The result was a stunning 20 point victory which sent us to another Final Four. Here is Jack Canfield’s take on such an exercise and why it works:
An important part of any focusing regimen is to set aside time at the end of the day — just before going to sleep — to acknowledge your successes, review your goals, focus on your successful future, and make specific plans for what you want to accomplish the next day.
Why do I suggest the end of the day? Because whatever you read, see, listen to, talk about, and experience during the last 45 minutes of the day has a huge influence on your sleep and your next day. During the night, you unconscious mind replays and processes this late-night input up to six times more often than anything else you experienced during the day. This is why cramming for school exams late at night can work and why watching a scary moving before bed will give you nightmares.
As you drift off to sleep, you enter into the alpha brain wave state of consciousness — a state in which you are very suggestable.
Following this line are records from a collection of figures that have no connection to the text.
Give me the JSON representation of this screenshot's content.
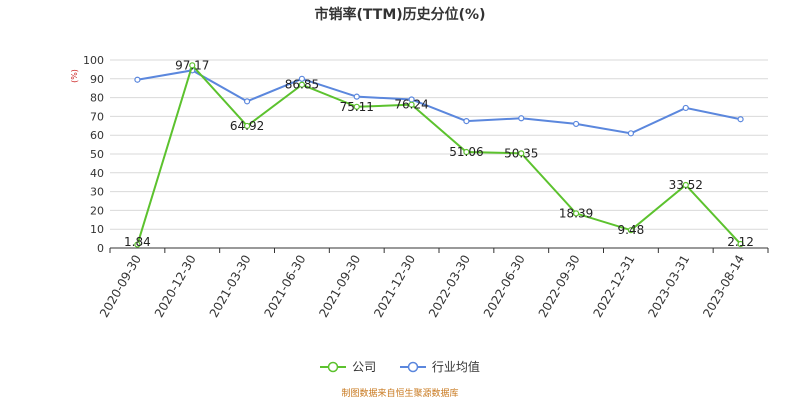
{
  "chart_data": {
    "type": "line",
    "title": "市销率(TTM)历史分位(%)",
    "ylabel": "(%)",
    "ylim": [
      0,
      100
    ],
    "yticks": [
      0,
      10,
      20,
      30,
      40,
      50,
      60,
      70,
      80,
      90,
      100
    ],
    "categories": [
      "2020-09-30",
      "2020-12-30",
      "2021-03-30",
      "2021-06-30",
      "2021-09-30",
      "2021-12-30",
      "2022-03-30",
      "2022-06-30",
      "2022-09-30",
      "2022-12-31",
      "2023-03-31",
      "2023-08-14"
    ],
    "grid": true,
    "legend_position": "bottom",
    "series": [
      {
        "name": "公司",
        "color": "#5cc22e",
        "values": [
          1.84,
          97.17,
          64.92,
          86.85,
          75.11,
          76.24,
          51.06,
          50.35,
          18.39,
          9.48,
          33.52,
          2.12
        ],
        "labels": [
          "1.84",
          "97.17",
          "64.92",
          "86.85",
          "75.11",
          "76.24",
          "51.06",
          "50.35",
          "18.39",
          "9.48",
          "33.52",
          "2.12"
        ]
      },
      {
        "name": "行业均值",
        "color": "#5b87dd",
        "values": [
          89.5,
          94.5,
          78.0,
          90.0,
          80.5,
          79.0,
          67.5,
          69.0,
          66.0,
          61.0,
          74.5,
          68.5
        ]
      }
    ]
  },
  "source_note": "制图数据来自恒生聚源数据库"
}
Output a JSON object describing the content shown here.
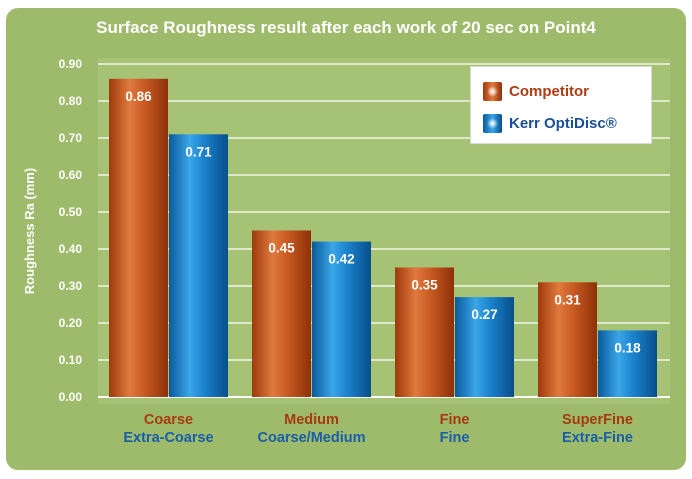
{
  "chart_data": {
    "type": "bar",
    "title": "Surface Roughness result after each work of 20 sec on Point4",
    "ylabel": "Roughness Ra (mm)",
    "xlabel": "",
    "ylim": [
      0,
      0.9
    ],
    "yticks": [
      "0.00",
      "0.10",
      "0.20",
      "0.30",
      "0.40",
      "0.50",
      "0.60",
      "0.70",
      "0.80",
      "0.90"
    ],
    "grid": true,
    "legend_position": "top-right",
    "categories": [
      {
        "competitor": "Coarse",
        "kerr": "Extra-Coarse"
      },
      {
        "competitor": "Medium",
        "kerr": "Coarse/Medium"
      },
      {
        "competitor": "Fine",
        "kerr": "Fine"
      },
      {
        "competitor": "SuperFine",
        "kerr": "Extra-Fine"
      }
    ],
    "series": [
      {
        "name": "Competitor",
        "values": [
          0.86,
          0.45,
          0.35,
          0.31
        ],
        "labels": [
          "0.86",
          "0.45",
          "0.35",
          "0.31"
        ],
        "color": "#c0541d",
        "label_color": "#a83a12"
      },
      {
        "name": "Kerr OptiDisc®",
        "values": [
          0.71,
          0.42,
          0.27,
          0.18
        ],
        "labels": [
          "0.71",
          "0.42",
          "0.27",
          "0.18"
        ],
        "color": "#1473b8",
        "label_color": "#1a5ea8"
      }
    ]
  }
}
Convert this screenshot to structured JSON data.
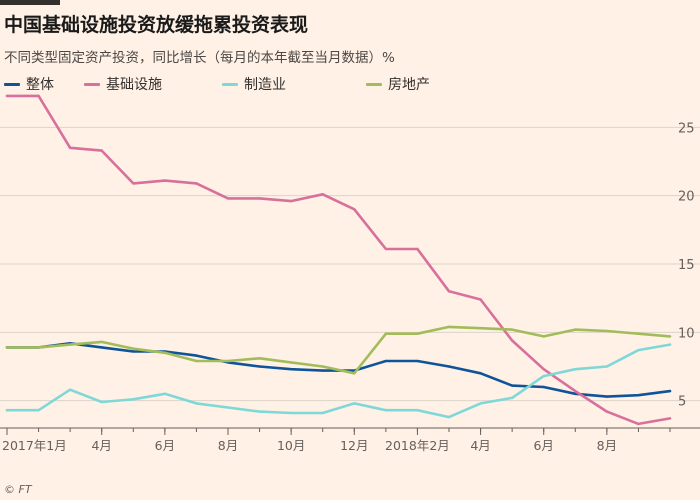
{
  "title": "中国基础设施投资放缓拖累投资表现",
  "subtitle": "不同类型固定资产投资，同比增长（每月的本年截至当月数据）%",
  "source": "© FT",
  "chart_data": {
    "type": "line",
    "x": [
      "2017-01",
      "2017-02",
      "2017-03",
      "2017-04",
      "2017-05",
      "2017-06",
      "2017-07",
      "2017-08",
      "2017-09",
      "2017-10",
      "2017-11",
      "2017-12",
      "2018-01",
      "2018-02",
      "2018-03",
      "2018-04",
      "2018-05",
      "2018-06",
      "2018-07",
      "2018-08",
      "2018-09",
      "2018-10"
    ],
    "x_tick_labels": [
      {
        "x": "2017-01",
        "label": "2017年1月"
      },
      {
        "x": "2017-04",
        "label": "4月"
      },
      {
        "x": "2017-06",
        "label": "6月"
      },
      {
        "x": "2017-08",
        "label": "8月"
      },
      {
        "x": "2017-10",
        "label": "10月"
      },
      {
        "x": "2017-12",
        "label": "12月"
      },
      {
        "x": "2018-02",
        "label": "2018年2月"
      },
      {
        "x": "2018-04",
        "label": "4月"
      },
      {
        "x": "2018-06",
        "label": "6月"
      },
      {
        "x": "2018-08",
        "label": "8月"
      }
    ],
    "y_ticks": [
      5,
      10,
      15,
      20,
      25
    ],
    "ylim": [
      3,
      27
    ],
    "y_axis_side": "right",
    "grid": true,
    "legend_position": "top",
    "series": [
      {
        "name": "整体",
        "color": "#0f5499",
        "values": [
          {
            "x": "2017-01",
            "y": 8.9
          },
          {
            "x": "2017-02",
            "y": 8.9
          },
          {
            "x": "2017-03",
            "y": 9.2
          },
          {
            "x": "2017-04",
            "y": 8.9
          },
          {
            "x": "2017-05",
            "y": 8.6
          },
          {
            "x": "2017-06",
            "y": 8.6
          },
          {
            "x": "2017-07",
            "y": 8.3
          },
          {
            "x": "2017-08",
            "y": 7.8
          },
          {
            "x": "2017-09",
            "y": 7.5
          },
          {
            "x": "2017-10",
            "y": 7.3
          },
          {
            "x": "2017-11",
            "y": 7.2
          },
          {
            "x": "2017-12",
            "y": 7.2
          },
          {
            "x": "2018-01",
            "y": 7.9
          },
          {
            "x": "2018-02",
            "y": 7.9
          },
          {
            "x": "2018-03",
            "y": 7.5
          },
          {
            "x": "2018-04",
            "y": 7.0
          },
          {
            "x": "2018-05",
            "y": 6.1
          },
          {
            "x": "2018-06",
            "y": 6.0
          },
          {
            "x": "2018-07",
            "y": 5.5
          },
          {
            "x": "2018-08",
            "y": 5.3
          },
          {
            "x": "2018-09",
            "y": 5.4
          },
          {
            "x": "2018-10",
            "y": 5.7
          }
        ]
      },
      {
        "name": "基础设施",
        "color": "#d7709c",
        "values": [
          {
            "x": "2017-01",
            "y": 27.3
          },
          {
            "x": "2017-02",
            "y": 27.3
          },
          {
            "x": "2017-03",
            "y": 23.5
          },
          {
            "x": "2017-04",
            "y": 23.3
          },
          {
            "x": "2017-05",
            "y": 20.9
          },
          {
            "x": "2017-06",
            "y": 21.1
          },
          {
            "x": "2017-07",
            "y": 20.9
          },
          {
            "x": "2017-08",
            "y": 19.8
          },
          {
            "x": "2017-09",
            "y": 19.8
          },
          {
            "x": "2017-10",
            "y": 19.6
          },
          {
            "x": "2017-11",
            "y": 20.1
          },
          {
            "x": "2017-12",
            "y": 19.0
          },
          {
            "x": "2018-01",
            "y": 16.1
          },
          {
            "x": "2018-02",
            "y": 16.1
          },
          {
            "x": "2018-03",
            "y": 13.0
          },
          {
            "x": "2018-04",
            "y": 12.4
          },
          {
            "x": "2018-05",
            "y": 9.4
          },
          {
            "x": "2018-06",
            "y": 7.3
          },
          {
            "x": "2018-07",
            "y": 5.7
          },
          {
            "x": "2018-08",
            "y": 4.2
          },
          {
            "x": "2018-09",
            "y": 3.3
          },
          {
            "x": "2018-10",
            "y": 3.7
          }
        ]
      },
      {
        "name": "制造业",
        "color": "#7fd8d8",
        "values": [
          {
            "x": "2017-01",
            "y": 4.3
          },
          {
            "x": "2017-02",
            "y": 4.3
          },
          {
            "x": "2017-03",
            "y": 5.8
          },
          {
            "x": "2017-04",
            "y": 4.9
          },
          {
            "x": "2017-05",
            "y": 5.1
          },
          {
            "x": "2017-06",
            "y": 5.5
          },
          {
            "x": "2017-07",
            "y": 4.8
          },
          {
            "x": "2017-08",
            "y": 4.5
          },
          {
            "x": "2017-09",
            "y": 4.2
          },
          {
            "x": "2017-10",
            "y": 4.1
          },
          {
            "x": "2017-11",
            "y": 4.1
          },
          {
            "x": "2017-12",
            "y": 4.8
          },
          {
            "x": "2018-01",
            "y": 4.3
          },
          {
            "x": "2018-02",
            "y": 4.3
          },
          {
            "x": "2018-03",
            "y": 3.8
          },
          {
            "x": "2018-04",
            "y": 4.8
          },
          {
            "x": "2018-05",
            "y": 5.2
          },
          {
            "x": "2018-06",
            "y": 6.8
          },
          {
            "x": "2018-07",
            "y": 7.3
          },
          {
            "x": "2018-08",
            "y": 7.5
          },
          {
            "x": "2018-09",
            "y": 8.7
          },
          {
            "x": "2018-10",
            "y": 9.1
          }
        ]
      },
      {
        "name": "房地产",
        "color": "#a2bc5a",
        "values": [
          {
            "x": "2017-01",
            "y": 8.9
          },
          {
            "x": "2017-02",
            "y": 8.9
          },
          {
            "x": "2017-03",
            "y": 9.1
          },
          {
            "x": "2017-04",
            "y": 9.3
          },
          {
            "x": "2017-05",
            "y": 8.8
          },
          {
            "x": "2017-06",
            "y": 8.5
          },
          {
            "x": "2017-07",
            "y": 7.9
          },
          {
            "x": "2017-08",
            "y": 7.9
          },
          {
            "x": "2017-09",
            "y": 8.1
          },
          {
            "x": "2017-10",
            "y": 7.8
          },
          {
            "x": "2017-11",
            "y": 7.5
          },
          {
            "x": "2017-12",
            "y": 7.0
          },
          {
            "x": "2018-01",
            "y": 9.9
          },
          {
            "x": "2018-02",
            "y": 9.9
          },
          {
            "x": "2018-03",
            "y": 10.4
          },
          {
            "x": "2018-04",
            "y": 10.3
          },
          {
            "x": "2018-05",
            "y": 10.2
          },
          {
            "x": "2018-06",
            "y": 9.7
          },
          {
            "x": "2018-07",
            "y": 10.2
          },
          {
            "x": "2018-08",
            "y": 10.1
          },
          {
            "x": "2018-09",
            "y": 9.9
          },
          {
            "x": "2018-10",
            "y": 9.7
          }
        ]
      }
    ]
  }
}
If you drift off to sleep while watching the 11 PM news, that is what you’ll be imprinting into your consciousness — war, crime, automobile accidents, rape, murder, executions, gangs wars, drive-by shootings, kidnappings, and scandals in the boardroom and on Wall Street.
Think how much better it would be to read an inspirational autobiography or a self-improvement book instead. Imagine the power of meditating, listening to a self-help audio program, or taking the time to plan the next day right before you go to sleep.